Question

The centres of all circles passing through the points of intersection of the circles \(x^2 + y^2 + 2x - 2y + 1 = 0\) and \(x^2 + y^2 - 2x + 2y - 2 = 0\) and having radius \(\sqrt{14}\) lie on the curve

• A. \(x + y = 0\)
• B. \(y^2 = 4x - 2\)
• C. \(3x^2 + 5x = y\)
• D. \(2x^2 + 3y^2 = 7\)

Hint:

For any two intersecting circles, the line of centers is the perpendicular bisector of the common chord. Any circle passing through the intersection points must have its center on this line.

Answer 1

The Correct Option is A

Step 1: Understand the Geometric Property:
The centers of any family of circles passing through the intersection points of two given circles \(S_1 = 0\) and \(S_2 = 0\) always lie on the perpendicular bisector of the common chord. The perpendicular bisector of the common chord is simply the line joining the centers of the two given circles.
Step 2: Find Centers of Given Circles:
Circle 1: \(x^2 + y^2 + 2x - 2y + 1 = 0\) Center \(C_1 = (-1, 1)\). Circle 2: \(x^2 + y^2 - 2x + 2y - 2 = 0\) Center \(C_2 = (1, -1)\).
Step 3: Find Equation of Line Joining Centers:
The locus of the centers of the required circles is the line passing through \(C_1(-1, 1)\) and \(C_2(1, -1)\).
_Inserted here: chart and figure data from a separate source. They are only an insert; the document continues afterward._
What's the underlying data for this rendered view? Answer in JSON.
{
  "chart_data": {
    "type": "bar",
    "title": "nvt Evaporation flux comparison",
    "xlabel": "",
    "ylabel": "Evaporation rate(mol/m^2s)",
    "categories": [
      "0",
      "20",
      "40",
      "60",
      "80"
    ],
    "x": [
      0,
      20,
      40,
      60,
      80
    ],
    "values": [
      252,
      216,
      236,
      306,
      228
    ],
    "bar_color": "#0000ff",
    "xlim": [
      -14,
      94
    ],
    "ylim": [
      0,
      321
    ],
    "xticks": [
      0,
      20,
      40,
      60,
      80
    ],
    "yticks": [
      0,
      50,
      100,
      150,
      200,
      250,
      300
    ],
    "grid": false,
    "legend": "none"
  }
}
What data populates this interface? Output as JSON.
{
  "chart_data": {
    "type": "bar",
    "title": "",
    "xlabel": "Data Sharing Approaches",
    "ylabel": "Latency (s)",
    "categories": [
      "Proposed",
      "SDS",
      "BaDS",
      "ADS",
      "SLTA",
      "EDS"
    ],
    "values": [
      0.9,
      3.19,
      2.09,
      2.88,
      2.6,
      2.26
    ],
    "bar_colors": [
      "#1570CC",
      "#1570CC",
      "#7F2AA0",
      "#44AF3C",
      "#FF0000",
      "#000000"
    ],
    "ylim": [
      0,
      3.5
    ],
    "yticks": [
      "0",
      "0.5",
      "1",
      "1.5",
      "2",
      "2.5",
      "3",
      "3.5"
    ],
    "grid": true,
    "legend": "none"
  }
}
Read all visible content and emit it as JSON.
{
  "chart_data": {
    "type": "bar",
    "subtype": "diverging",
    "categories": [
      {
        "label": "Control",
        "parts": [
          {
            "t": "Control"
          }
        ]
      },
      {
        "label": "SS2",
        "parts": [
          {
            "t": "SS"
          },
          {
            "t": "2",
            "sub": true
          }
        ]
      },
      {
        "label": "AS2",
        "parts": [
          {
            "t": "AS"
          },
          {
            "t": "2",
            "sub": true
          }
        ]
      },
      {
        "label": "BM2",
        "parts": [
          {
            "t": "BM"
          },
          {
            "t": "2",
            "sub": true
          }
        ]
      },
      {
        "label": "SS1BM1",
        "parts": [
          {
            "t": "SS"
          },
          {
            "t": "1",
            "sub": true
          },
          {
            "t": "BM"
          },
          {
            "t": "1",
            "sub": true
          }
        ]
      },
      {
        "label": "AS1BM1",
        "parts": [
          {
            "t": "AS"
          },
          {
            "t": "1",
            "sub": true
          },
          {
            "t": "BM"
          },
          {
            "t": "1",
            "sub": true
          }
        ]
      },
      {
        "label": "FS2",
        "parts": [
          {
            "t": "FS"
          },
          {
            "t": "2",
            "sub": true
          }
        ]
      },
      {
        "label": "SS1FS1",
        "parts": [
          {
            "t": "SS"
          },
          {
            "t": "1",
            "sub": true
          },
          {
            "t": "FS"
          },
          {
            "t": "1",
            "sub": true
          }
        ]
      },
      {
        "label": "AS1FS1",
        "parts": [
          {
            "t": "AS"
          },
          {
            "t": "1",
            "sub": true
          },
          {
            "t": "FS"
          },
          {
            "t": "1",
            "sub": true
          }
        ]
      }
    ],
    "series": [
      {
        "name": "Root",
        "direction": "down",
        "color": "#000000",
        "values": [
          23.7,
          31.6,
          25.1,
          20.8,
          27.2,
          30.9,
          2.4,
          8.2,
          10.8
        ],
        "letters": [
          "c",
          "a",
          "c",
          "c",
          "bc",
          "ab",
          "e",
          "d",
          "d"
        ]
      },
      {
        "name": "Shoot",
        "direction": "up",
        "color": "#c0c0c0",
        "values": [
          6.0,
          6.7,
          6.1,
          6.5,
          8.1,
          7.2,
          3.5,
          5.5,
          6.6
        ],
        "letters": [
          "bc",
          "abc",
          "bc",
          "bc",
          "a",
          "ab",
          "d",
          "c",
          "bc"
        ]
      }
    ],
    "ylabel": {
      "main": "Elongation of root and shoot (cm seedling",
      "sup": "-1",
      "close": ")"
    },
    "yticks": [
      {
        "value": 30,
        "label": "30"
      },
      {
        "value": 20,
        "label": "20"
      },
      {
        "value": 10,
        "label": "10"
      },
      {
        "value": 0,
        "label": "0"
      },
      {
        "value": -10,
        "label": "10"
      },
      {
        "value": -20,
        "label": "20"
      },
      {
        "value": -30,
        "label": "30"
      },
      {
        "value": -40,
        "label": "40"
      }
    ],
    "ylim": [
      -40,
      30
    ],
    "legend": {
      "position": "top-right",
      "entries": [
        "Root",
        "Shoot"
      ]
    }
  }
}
Slope \(m = \frac{-1 - 1}{1 - (-1)} = \frac{-2}{2} = -1\). Equation using point-slope form with \(C_1\): \[ y - 1 = -1(x - (-1)) \] \[ y - 1 = -(x + 1) \] \[ y - 1 = -x - 1 \] \[ x + y = 0 \]
Step 4: Conclusion:
Regardless of the radius condition (which would just select specific points on this line), the centers lie on the line \(x + y = 0\).